Profile Images (17)What would you say most motivates you to do what you do?

I love crunching data. It is like an addiction that I simply can't resist. I need to understand the numbers - it is like solving a puzzle. That passion is my secret to success.

What led you to your current role?

My early consulting career experience has been priceless. It helped me see a wide variety of projects big and small, learn how to navigate the business world, present ideas in a compelling manner, explore libraries of interesting work, and fill my brain with free online learning. In the quest to drive my own destiny and not be held back from continually growing, I chose to leave my comfort zone.

Did you have any key mentors or people who deeply influenced you, can you tell us about them?

Dean Abbott, an internationally recognized data mining and predictive analytics expert. I took Dean's data mining class twelve years ago. I still treasure that content today. Dan Fylstra, president and CEO of Frontline Systems. When I was learning prescriptive analytics, I reach out to Dan. He has been a wonderful mentor pointing me to the right books and real-world samples.

Can you describe to us a current project/transformation you are working on?

Designing, testing and educating business analytics professionals on how to use automated machine learning to more efficiently drive value, optimizes outcomes and focus on what matters most.

What has this project taught you?

I am shocked by the massive gap that exists today in explaining machine learning insights to the business. The art of AI storytelling is a skill that will become much more important to master in the future.

What excites you most about the future?

I am excited about doing more mind work and less busy work! Augmented analytics offerings have started to deliver on the promise of democratizing machine learning. Automated machine learning platforms with pre-packaged best-practice algorithm design blueprints and partially automated feature engineering capabilities have rapidly become game-changers in the digital era. Rather than waste so much time scripting, debugging code and manually iterating through algorithms to try and find the best one, I can let the machine do that tedious work allowing me to analyze and implement the findings.

If you could give 1 piece of advice to someone looking to start a career in data & analytics, what would it be?

If you liked statistics and math, you will most likely enjoy analytics.To gain basic analytical skills, I recommend getting a solid foundation in statistical concepts, Python and R programming languages.
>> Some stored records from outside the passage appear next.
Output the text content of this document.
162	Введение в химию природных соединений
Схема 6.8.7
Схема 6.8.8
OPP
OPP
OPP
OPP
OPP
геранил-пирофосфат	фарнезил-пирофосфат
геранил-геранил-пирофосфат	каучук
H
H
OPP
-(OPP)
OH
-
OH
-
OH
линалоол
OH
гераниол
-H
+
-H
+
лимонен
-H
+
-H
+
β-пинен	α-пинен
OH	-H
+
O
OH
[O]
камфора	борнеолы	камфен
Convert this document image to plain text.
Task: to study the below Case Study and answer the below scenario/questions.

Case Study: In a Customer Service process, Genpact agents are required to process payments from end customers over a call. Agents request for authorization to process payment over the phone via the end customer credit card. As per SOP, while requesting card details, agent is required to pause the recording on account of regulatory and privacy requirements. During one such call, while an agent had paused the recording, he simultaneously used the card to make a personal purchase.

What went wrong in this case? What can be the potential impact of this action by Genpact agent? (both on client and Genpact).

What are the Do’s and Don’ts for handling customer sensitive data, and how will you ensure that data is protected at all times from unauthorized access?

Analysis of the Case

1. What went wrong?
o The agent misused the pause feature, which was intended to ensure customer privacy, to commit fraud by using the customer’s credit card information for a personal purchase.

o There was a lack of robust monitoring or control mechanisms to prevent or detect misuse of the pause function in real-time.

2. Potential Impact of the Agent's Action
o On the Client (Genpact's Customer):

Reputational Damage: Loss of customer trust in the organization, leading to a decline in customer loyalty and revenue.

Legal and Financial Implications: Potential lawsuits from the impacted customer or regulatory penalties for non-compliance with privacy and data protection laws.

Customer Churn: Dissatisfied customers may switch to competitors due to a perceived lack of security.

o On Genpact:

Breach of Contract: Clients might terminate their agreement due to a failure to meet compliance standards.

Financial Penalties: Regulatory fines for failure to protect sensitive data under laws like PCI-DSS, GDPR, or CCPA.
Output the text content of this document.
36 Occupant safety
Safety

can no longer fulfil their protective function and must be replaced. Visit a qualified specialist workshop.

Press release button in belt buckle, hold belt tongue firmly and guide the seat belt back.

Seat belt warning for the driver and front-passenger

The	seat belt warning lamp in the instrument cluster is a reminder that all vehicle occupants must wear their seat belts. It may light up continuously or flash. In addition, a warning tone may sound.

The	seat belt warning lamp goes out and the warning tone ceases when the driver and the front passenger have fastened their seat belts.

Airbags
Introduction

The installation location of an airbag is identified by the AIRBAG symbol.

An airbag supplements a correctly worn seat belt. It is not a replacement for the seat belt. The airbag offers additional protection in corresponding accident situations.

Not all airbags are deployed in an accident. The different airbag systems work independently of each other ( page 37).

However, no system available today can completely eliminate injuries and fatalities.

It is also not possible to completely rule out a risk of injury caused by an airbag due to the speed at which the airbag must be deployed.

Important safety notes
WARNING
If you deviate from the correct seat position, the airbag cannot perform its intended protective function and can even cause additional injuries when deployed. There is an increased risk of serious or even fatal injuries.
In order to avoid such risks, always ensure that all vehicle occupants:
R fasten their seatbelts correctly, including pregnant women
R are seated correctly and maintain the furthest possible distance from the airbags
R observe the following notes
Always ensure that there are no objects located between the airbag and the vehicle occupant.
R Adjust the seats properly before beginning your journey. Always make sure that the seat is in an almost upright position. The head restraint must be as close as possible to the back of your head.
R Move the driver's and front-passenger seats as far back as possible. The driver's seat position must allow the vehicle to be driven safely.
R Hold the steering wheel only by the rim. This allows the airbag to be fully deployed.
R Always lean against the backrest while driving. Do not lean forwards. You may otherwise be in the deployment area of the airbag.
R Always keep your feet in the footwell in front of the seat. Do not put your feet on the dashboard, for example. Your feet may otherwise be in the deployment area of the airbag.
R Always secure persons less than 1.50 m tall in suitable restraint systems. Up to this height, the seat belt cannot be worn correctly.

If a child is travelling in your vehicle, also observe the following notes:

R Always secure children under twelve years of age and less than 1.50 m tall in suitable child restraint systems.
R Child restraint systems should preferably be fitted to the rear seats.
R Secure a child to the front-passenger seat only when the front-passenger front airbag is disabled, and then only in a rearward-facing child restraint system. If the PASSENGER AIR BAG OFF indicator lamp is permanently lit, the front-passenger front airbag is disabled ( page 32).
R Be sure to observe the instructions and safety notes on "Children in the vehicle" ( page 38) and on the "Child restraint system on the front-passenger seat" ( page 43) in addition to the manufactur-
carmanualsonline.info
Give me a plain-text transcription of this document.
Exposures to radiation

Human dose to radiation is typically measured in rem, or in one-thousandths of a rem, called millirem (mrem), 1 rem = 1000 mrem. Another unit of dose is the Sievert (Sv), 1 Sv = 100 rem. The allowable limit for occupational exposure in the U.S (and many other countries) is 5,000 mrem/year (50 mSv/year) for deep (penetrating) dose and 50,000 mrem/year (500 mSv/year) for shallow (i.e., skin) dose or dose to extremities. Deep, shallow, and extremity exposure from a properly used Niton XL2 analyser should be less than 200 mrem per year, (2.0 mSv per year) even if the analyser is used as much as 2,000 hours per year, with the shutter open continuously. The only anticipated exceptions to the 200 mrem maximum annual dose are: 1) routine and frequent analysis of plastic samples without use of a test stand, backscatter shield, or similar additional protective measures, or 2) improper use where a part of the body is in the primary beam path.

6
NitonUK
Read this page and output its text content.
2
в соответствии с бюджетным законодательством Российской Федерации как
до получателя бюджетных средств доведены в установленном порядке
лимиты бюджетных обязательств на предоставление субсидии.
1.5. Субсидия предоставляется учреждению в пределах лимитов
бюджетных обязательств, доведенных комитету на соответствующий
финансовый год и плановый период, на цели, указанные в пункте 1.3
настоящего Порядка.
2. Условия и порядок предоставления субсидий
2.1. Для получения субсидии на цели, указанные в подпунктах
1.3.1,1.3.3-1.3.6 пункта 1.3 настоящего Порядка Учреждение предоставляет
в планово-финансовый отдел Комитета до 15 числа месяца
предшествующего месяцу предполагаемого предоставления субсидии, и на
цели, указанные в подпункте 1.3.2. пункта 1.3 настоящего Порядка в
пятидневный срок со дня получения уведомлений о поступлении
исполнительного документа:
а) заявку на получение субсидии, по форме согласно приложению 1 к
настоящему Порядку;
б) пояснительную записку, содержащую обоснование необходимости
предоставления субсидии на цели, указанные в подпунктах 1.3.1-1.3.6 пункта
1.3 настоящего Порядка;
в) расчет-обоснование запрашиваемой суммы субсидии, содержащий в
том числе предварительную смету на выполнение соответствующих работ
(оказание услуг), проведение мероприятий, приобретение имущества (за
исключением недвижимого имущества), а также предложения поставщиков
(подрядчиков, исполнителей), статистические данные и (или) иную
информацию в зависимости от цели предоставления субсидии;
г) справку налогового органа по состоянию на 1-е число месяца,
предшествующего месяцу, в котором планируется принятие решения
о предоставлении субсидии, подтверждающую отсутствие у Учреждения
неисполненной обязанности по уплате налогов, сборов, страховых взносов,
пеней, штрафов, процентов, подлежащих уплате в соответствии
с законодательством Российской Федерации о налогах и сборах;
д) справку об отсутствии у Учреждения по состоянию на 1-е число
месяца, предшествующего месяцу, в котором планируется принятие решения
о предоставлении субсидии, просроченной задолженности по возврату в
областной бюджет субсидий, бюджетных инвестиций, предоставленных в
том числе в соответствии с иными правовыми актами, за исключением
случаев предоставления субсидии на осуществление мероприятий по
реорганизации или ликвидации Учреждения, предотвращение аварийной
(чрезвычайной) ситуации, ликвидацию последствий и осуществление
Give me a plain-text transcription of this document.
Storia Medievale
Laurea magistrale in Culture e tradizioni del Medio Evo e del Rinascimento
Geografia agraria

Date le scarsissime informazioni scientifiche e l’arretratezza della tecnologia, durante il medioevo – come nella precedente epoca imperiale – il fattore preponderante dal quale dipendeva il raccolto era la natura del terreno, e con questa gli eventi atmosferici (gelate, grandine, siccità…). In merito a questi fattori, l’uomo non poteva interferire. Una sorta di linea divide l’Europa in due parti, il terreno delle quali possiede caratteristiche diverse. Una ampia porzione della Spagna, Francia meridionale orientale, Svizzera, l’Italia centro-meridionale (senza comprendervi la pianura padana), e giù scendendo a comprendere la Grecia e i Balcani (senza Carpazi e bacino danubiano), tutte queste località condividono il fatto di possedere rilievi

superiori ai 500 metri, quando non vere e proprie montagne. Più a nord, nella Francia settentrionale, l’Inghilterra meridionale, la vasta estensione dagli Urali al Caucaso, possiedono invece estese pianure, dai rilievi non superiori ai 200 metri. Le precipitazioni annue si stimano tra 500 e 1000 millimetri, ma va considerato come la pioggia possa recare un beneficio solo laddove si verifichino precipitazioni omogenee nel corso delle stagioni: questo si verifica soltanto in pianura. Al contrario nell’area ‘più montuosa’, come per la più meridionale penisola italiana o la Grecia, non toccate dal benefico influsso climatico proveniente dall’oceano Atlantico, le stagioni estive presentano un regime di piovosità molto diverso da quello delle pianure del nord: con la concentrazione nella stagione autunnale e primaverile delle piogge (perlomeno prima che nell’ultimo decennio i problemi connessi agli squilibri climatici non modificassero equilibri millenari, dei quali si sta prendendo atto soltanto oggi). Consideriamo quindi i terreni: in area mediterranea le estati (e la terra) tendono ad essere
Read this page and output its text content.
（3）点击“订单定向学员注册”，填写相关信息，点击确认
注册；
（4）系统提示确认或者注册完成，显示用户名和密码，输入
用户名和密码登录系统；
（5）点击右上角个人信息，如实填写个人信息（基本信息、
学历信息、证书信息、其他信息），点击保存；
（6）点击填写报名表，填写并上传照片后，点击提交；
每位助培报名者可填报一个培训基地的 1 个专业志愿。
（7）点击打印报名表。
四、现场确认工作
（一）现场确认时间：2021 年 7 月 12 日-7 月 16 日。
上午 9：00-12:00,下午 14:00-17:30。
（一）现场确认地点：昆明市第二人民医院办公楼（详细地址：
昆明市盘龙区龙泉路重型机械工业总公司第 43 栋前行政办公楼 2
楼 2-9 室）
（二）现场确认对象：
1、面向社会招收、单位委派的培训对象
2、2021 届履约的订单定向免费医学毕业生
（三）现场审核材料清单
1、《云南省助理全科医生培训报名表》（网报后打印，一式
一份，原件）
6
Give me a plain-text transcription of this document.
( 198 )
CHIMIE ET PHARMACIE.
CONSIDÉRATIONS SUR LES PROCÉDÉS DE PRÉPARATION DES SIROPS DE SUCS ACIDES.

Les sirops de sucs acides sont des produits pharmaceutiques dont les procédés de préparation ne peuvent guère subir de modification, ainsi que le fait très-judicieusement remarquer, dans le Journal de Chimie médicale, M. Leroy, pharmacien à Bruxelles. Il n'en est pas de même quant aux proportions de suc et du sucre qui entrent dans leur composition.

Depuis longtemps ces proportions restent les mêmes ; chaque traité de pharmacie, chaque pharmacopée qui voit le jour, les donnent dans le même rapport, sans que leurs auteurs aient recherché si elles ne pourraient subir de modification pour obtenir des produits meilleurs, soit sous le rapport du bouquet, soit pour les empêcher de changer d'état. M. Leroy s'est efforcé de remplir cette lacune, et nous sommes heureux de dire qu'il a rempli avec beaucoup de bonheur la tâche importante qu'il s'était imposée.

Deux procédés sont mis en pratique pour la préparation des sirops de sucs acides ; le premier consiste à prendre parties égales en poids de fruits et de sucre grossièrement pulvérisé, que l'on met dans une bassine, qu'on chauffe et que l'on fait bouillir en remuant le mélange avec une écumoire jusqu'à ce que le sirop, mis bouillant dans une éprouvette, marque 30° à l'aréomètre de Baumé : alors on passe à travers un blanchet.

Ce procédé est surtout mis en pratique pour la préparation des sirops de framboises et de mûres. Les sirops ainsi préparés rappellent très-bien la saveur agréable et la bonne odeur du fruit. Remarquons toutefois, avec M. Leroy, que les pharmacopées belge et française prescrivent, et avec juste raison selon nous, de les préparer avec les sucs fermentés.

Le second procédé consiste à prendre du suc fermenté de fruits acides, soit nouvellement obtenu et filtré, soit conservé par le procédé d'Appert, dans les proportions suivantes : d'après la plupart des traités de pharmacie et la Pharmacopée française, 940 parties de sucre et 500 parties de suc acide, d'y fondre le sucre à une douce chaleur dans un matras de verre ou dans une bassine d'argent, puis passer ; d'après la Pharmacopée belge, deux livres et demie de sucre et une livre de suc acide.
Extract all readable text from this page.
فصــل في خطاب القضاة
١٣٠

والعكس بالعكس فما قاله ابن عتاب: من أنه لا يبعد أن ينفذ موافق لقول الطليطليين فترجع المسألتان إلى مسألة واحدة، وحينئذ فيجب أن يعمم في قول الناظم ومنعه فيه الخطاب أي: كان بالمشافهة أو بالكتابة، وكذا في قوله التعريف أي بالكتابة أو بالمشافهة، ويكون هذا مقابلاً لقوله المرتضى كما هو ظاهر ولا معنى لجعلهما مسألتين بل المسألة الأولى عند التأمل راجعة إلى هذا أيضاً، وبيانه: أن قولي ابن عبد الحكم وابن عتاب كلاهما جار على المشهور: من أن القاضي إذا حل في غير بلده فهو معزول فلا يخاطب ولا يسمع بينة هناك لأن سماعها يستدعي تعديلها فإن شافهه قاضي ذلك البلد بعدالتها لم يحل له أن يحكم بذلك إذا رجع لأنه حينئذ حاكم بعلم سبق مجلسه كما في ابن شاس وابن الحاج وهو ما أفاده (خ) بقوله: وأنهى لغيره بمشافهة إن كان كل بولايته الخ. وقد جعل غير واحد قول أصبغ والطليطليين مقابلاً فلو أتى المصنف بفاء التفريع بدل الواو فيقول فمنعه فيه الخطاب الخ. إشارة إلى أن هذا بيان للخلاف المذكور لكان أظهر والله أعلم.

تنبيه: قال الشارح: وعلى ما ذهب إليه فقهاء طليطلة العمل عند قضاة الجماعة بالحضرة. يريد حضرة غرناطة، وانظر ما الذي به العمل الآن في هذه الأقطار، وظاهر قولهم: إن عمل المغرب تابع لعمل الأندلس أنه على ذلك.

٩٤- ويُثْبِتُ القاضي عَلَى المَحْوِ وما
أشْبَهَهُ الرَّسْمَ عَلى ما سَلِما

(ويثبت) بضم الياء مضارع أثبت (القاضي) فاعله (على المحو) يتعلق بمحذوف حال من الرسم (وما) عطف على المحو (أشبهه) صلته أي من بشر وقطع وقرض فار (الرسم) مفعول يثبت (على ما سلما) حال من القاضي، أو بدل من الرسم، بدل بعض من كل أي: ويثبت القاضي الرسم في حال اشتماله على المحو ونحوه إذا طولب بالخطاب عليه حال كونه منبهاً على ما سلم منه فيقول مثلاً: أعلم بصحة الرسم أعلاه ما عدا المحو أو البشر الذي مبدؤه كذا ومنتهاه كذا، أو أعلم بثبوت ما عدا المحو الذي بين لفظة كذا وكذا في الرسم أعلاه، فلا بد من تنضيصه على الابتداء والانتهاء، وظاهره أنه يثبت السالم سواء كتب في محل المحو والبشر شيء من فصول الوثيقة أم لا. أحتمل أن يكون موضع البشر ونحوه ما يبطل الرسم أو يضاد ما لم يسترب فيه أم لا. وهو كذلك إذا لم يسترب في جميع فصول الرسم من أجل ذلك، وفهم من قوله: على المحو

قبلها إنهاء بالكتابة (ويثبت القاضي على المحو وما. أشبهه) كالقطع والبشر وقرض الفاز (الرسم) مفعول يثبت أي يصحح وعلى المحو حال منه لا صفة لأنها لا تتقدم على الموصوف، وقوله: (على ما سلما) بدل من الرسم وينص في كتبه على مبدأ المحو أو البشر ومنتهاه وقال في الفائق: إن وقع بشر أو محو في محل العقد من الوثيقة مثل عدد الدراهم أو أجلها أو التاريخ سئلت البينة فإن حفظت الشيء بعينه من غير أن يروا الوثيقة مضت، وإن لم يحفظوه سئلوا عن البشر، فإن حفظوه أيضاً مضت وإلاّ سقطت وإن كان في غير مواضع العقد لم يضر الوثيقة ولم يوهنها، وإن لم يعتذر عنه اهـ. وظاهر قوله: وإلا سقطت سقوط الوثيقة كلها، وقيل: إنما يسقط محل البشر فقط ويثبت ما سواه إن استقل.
There are plenty of free resources to do that including but not limited to DataCamp, Coursera, EdX, Big Data University and Udacity. Simply search for free statistics classes on Google and you’ll find them.

Knowing how to query data is also an essential skill, thus learn the SQL language and how to design a database. Dimensional modeling also seems to be in high demand. Again, these types of topics are widely available to learn for free.

Lastly, you will want to have skills in showcasing your analysis and telling stories with data. If you are not already an Excel guru, you will want to become a master of Excel. It is the #1 analytics tool in the world! Also learn Tableau, Power BI, Qlik, TIBCO Spotfire, or another data discovery tool. For data storytelling, there are many excellent books and SlideShare presentations on that topic.